Re: Foucault is a Kantian


>
> I would tend to agree with your asseration, that Foucault is more Kantian
> than lyotardean or derridean. I read "What is Englightment", and your
> right, Foucault's position seems to me, that of a Kantian postion, in
> that he is a strong exponent of aesthetics and progressive change through
> art, where, he believes, is the only way to trascend the power/knowledge
> schemes, he's soo fond of. That is, instead of being anti-aesthetical, a
> post-modern position, he asserts the neccessity of aesthetics, just as
> Kant did. Being aesthetical as opposed to Anti-aesthetical, I feel that
> Foucault still beliefs in the good ole values of judgement, and therefore
> Truth, With MEANING!!! therefore, depth.
> Omar Nasim
> Department of Philosophy,
> University of Manitoba
>
> .

I find this discussion of Foucault as the prototypical "modern" rather
intriguing. Foucault has now been made into one who wishes to "transcend"
power/knowledge through the "progress" of art--along the way taking up his stand
for Truth and deep meaning.

First, Foucault constantly argued the Nietzschean claim that truth is itself a
product of a history of effects that we can only understand through genealogy.
He thereby eschews any hermeneutics that would seek a deeper meaning (this is
VERY explicit in his Archeology of Knowledge, but no less so in History of
Sexuality), just as he rejects the psycho-analytical pursuit of a deeper meaning
in the individual self. Next, while he may have provided a number of techniques
by which subjects can resist various disciplinary practices of power/knowledge
regimes he ALWAYS (from Order of Things through to History of Sexuality)
stressed that there is no OUTSIDE of power/knowledge.
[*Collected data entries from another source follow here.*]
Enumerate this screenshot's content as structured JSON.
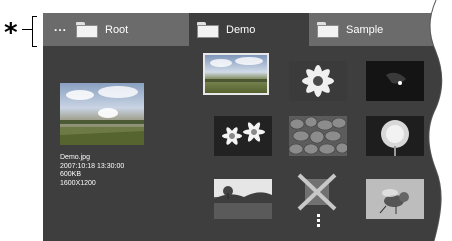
{
  "callout": {
    "marker": "*"
  },
  "breadcrumb": {
    "ellipsis": "...",
    "items": [
      {
        "label": "Root",
        "active": false
      },
      {
        "label": "Demo",
        "active": true
      },
      {
        "label": "Sample",
        "active": false
      }
    ]
  },
  "preview": {
    "filename": "Demo.jpg",
    "datetime": "2007:10:18 13:30:00",
    "filesize": "600KB",
    "resolution": "1600X1200"
  },
  "thumbnails": [
    {
      "subject": "landscape",
      "selected": true
    },
    {
      "subject": "white-flower",
      "selected": false
    },
    {
      "subject": "dark-night",
      "selected": false
    },
    {
      "subject": "daisies",
      "selected": false
    },
    {
      "subject": "pebbles",
      "selected": false
    },
    {
      "subject": "dandelion",
      "selected": false
    },
    {
      "subject": "tree-hills",
      "selected": false
    },
    {
      "subject": "broken-file",
      "selected": false
    },
    {
      "subject": "insect",
      "selected": false
    }
  ],
  "colors": {
    "panel": "#3e3e3e",
    "bar": "#6b6b6b",
    "text": "#ffffff"
  }
}
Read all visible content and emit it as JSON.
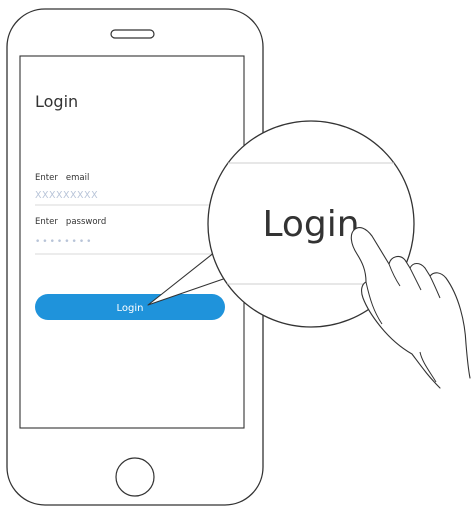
{
  "screen": {
    "title": "Login",
    "email_label": "Enter   email",
    "email_value": "XXXXXXXXX",
    "password_label": "Enter   password",
    "password_value": "••••••••",
    "login_button_label": "Login"
  },
  "zoom": {
    "button_label": "Login"
  },
  "colors": {
    "outline": "#333333",
    "divider": "#cfcfcf",
    "button": "#1f93db",
    "button_text": "#ffffff",
    "placeholder": "#b8c4d8",
    "label": "#333333"
  }
}
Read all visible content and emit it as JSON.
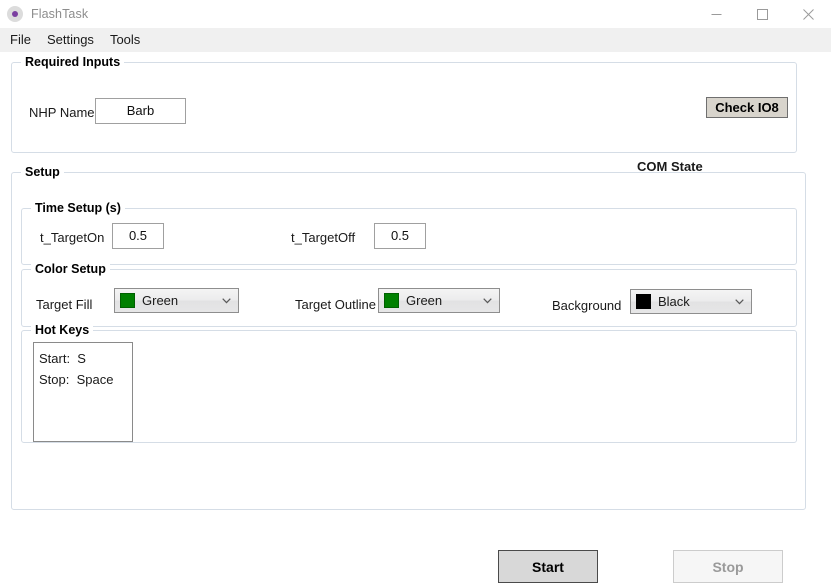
{
  "window": {
    "title": "FlashTask",
    "icon": "app-circle-icon",
    "controls": {
      "minimize": "minimize-icon",
      "maximize": "maximize-icon",
      "close": "close-icon"
    }
  },
  "menubar": {
    "items": [
      {
        "label": "File"
      },
      {
        "label": "Settings"
      },
      {
        "label": "Tools"
      }
    ]
  },
  "required_inputs": {
    "legend": "Required Inputs",
    "nhp_name": {
      "label": "NHP Name",
      "value": "Barb",
      "placeholder": ""
    },
    "com_state": {
      "label": "COM State",
      "button_label": "Check IO8"
    }
  },
  "setup": {
    "legend": "Setup",
    "time_setup": {
      "legend": "Time Setup (s)",
      "fields": [
        {
          "label": "t_TargetOn",
          "value": "0.5"
        },
        {
          "label": "t_TargetOff",
          "value": "0.5"
        }
      ]
    },
    "color_setup": {
      "legend": "Color Setup",
      "fields": [
        {
          "label": "Target Fill",
          "value": "Green",
          "swatch": "#008000"
        },
        {
          "label": "Target Outline",
          "value": "Green",
          "swatch": "#008000"
        },
        {
          "label": "Background",
          "value": "Black",
          "swatch": "#000000"
        }
      ]
    },
    "hot_keys": {
      "legend": "Hot Keys",
      "rows": [
        "Start:  S",
        "Stop:  Space"
      ]
    }
  },
  "actions": {
    "start": {
      "label": "Start",
      "enabled": true
    },
    "stop": {
      "label": "Stop",
      "enabled": false
    }
  }
}
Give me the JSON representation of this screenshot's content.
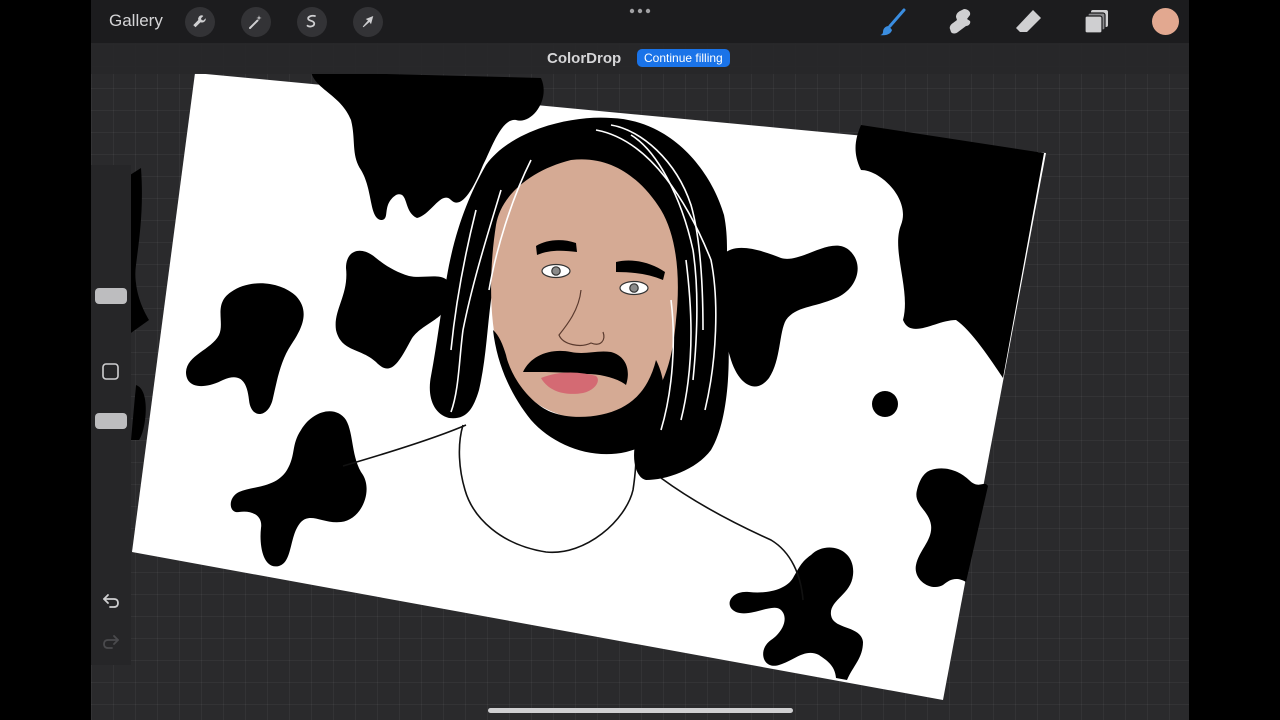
{
  "toolbar": {
    "gallery_label": "Gallery",
    "left_tools": [
      {
        "name": "wrench-icon"
      },
      {
        "name": "magic-wand-icon"
      },
      {
        "name": "selection-icon"
      },
      {
        "name": "transform-arrow-icon"
      }
    ],
    "right_tools": [
      {
        "name": "brush-icon",
        "active": true
      },
      {
        "name": "smudge-icon",
        "active": false
      },
      {
        "name": "eraser-icon",
        "active": false
      },
      {
        "name": "layers-icon",
        "active": false
      }
    ],
    "current_color": "#e2a890",
    "active_tool_color": "#3a8de0"
  },
  "colordrop": {
    "title": "ColorDrop",
    "continue_label": "Continue filling",
    "continue_color": "#1a73e8"
  },
  "sidebar": {
    "controls": [
      "brush-size-slider",
      "modify-button",
      "opacity-slider",
      "undo-icon",
      "redo-icon"
    ]
  },
  "canvas": {
    "background": "#ffffff",
    "ink": "#000000",
    "skin_color": "#d5aa94",
    "lip_color": "#d46a73",
    "subject": "portrait"
  }
}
Finally, if we are right to characterize Foucault as a modern, then why not just
go ahead and throw him in with Habermas--defending truth and recuperating
reason???

Yes, I agree that "What is Enlightenment" helps us to complicate any naive
characterization of Foucault as a post-modern, but all of his writings make it
clear that he would never buy into a simple modern/postmodern dichotomy in the
first place. Why not return to a close reading of Foucault's texts where we
might be able to disentangle his position from both the modernists and the
so-called post-modernists (sinced I'm not sure exactly who they are, Derrida
certainly can't easily be labeled one either).